At the heart of any radiology or teleradiology enterprise is its Picture Archiving and Communications System, or PACS. A PACS is usually composed of various digital acquisition imaging systems (eg, computed radiography/digital radiography [CR/DR], magnetic resonance imaging [MRI], computed tomography [CT]), a secure network for transmitting images from those devices to workstations (onsite or offsite as with teleradiology), archives (onsite, offsite, or cloud based) to store and retrieve images and related data, and viewing terminals (eg, workstations, mobile devices). Increasingly, PACS systems that were traditionally limited to radiology departments and their images are becoming enterprise-wide transmission and archiving systems that many departments use not only for routine images but also for those used in telemedicine practices. 51 Images from devices such as digital cameras, endoscopes, digital slit cameras (ophthalmology), digital otoscopes, and many other devices are being stored in and retrieved from PACS systems (often using a DICOM wrapper).
As with telemedicine in general, the main drivers for teleradiology were the need for after-hours (∼5:00 P.M. to 8:00 A.M., weekends and holidays) coverage for urgent and emergent radiologic studies 19,52 and the need for subspecialist or expert reads. Even in its more advanced stage of acceptance and integration, however, there is still considerable debate in the radiology community regarding its use, regulation, and commoditization, 53–63 with many of the same concerns being raised in many other clinical specialties using telemedicine. It is clear and evidence supports its role, and with appropriate care 63 and consideration, one can select an appropriate teleradiology or any other telemedicine provider.

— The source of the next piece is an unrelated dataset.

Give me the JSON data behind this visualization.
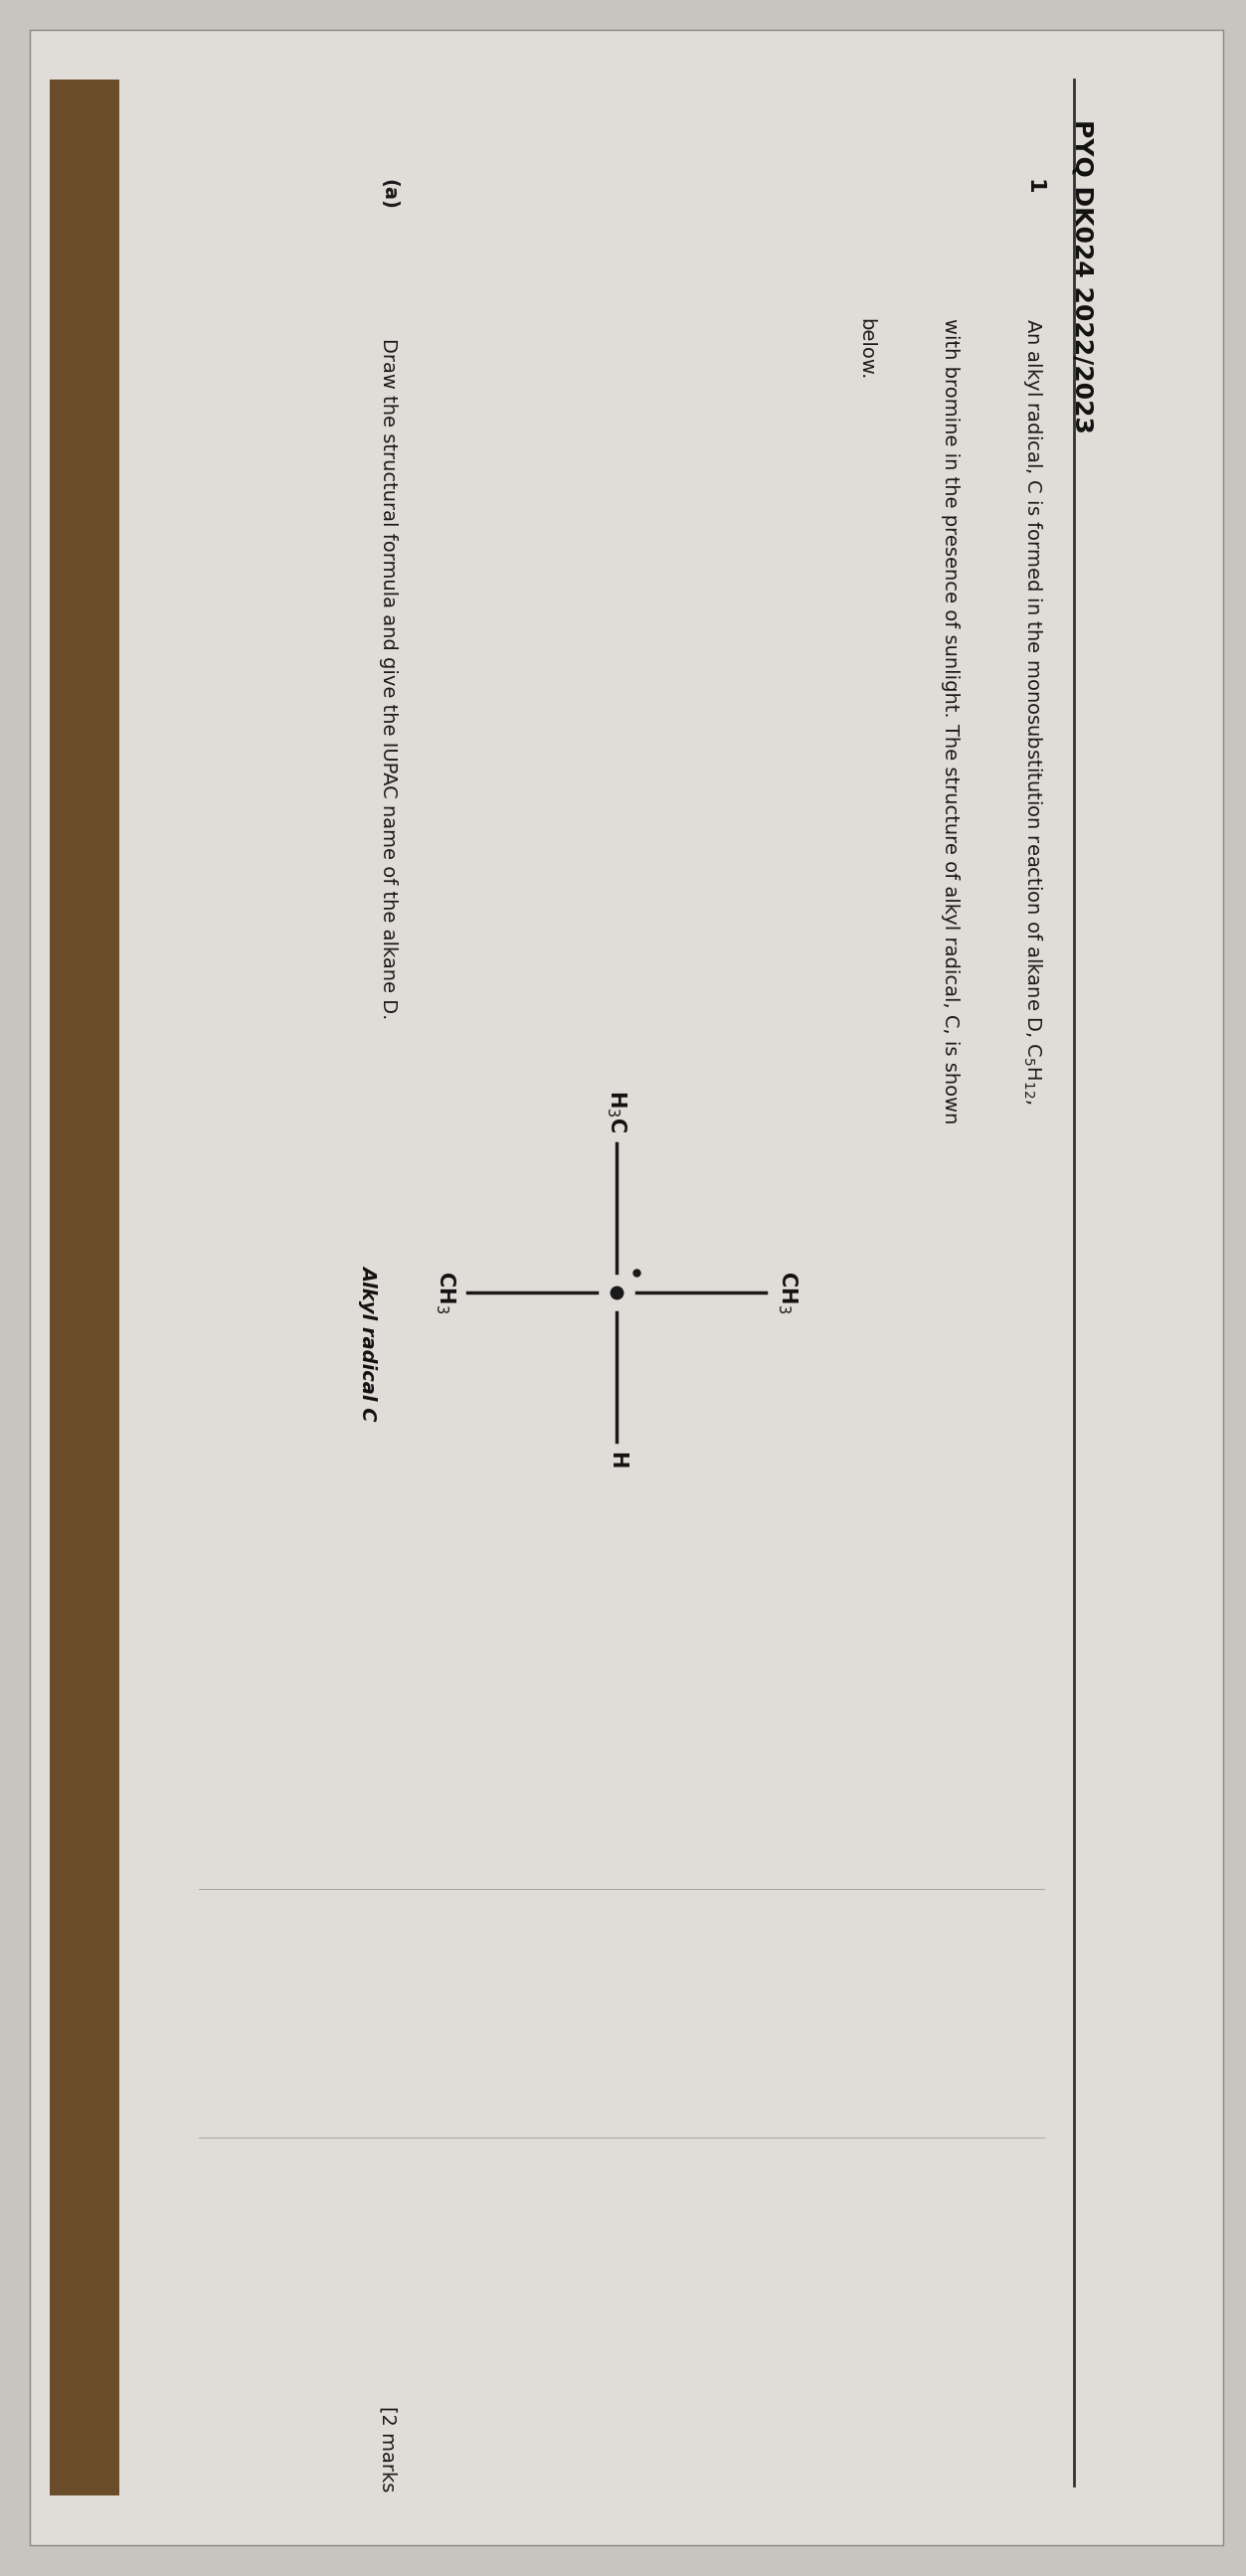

On the regulatory side, telemedicine may someday soon follow the path of teleradiology in some aspects. For example, how well teleradiology has been integrated into general radiology practice is demonstrated by the ACR Teleradiology Guidelines and its history. The ACR Standard for Teleradiology was first issued in 1994 and was revised in 1996, 1998, and 2002. In 2007 the ACR sunset it, as everyday digital practice could not be differentiated from teleradiology. Recently released white papers on teleradiology practice from the ACR and the European Society of Radiology summarize the pros and cons of teleradiology and comment on best practices. 64–66 With respect to licensing, the ACR position is that physicians who interpret images originating from another state must be licensed and credentialed at the site of origin of the images and in the state they are doing the interpretation. 67,68 Telemedicine has a number of practice guidelines as well (many from the ATA), and some of them have been updated over the years much like the ACR guidelines—and in many cases deal with similar issues: quality, process and procedures, legal and regulatory, safety, and privacy and security. It will be interesting to track these guidelines to see when and if they, too, sunset at some point in time!